Some time ago Luke Ranieri from the Youtube channel Polymathy published this spreadsheet that orders different books to learn Ancient Greek and achieve reading fluency: http://bit.ly/ranieri-roberts-approach
_“The essence of this approach to learning Ancient Greek as an autodidact is to read many introductory readers simultaneously, according to a sequence of grammatical “anchors,” in order to become exposed to sufficient input in grammar, vocabulary, and syntax to achieve reading fluency, explained in detail in this video” :https://youtu.be/2vwb1wVzPec_
What is your opinion about this method? Have you put it into practice in case you are studying Ancient Greek?
I think it’s a good method. Because when I use one textbook, there are few texts to read. I didn’t do it like Ranieri, following his system. But like this: I have quite a lot of textbooks and readers. I took some textbook and read until it was easy.
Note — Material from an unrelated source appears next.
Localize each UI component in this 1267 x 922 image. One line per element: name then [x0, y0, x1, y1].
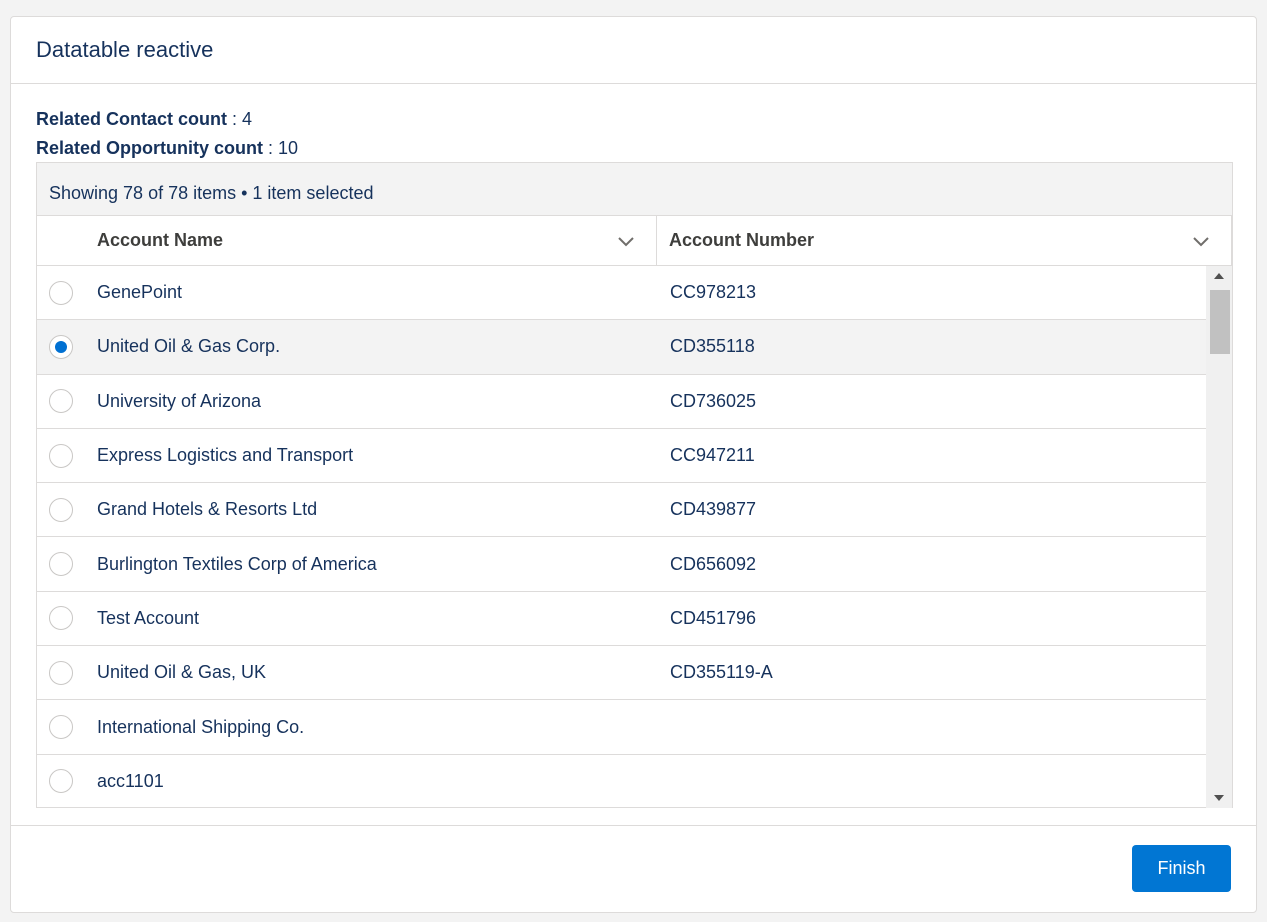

When it was too hard, I took another textbook and read it again from the beginning. When it got too hard, I took another textbook. And so on. Now I can read the whole textbook, it’s easy.
Luke Ranieri: Don’t use those old fashioned grammar books to learn a language. Grammar study doesn’t work. Just read instead.
Also Luke Ranieri: The reading approach works best with the Dowling method, where you begin by cramming every single grammar chart by copying 200 times. Let me sell you some files to help you start cramming the grammar.
To be clear, I think reading methods work, and that Ranieri’s sequence of readers would work for someone who can stick with it. I don’t agree that traditional grammar approaches don’t work, and I think if he really believed it, he wouldn’t advocate cramming grammar charts before you begin.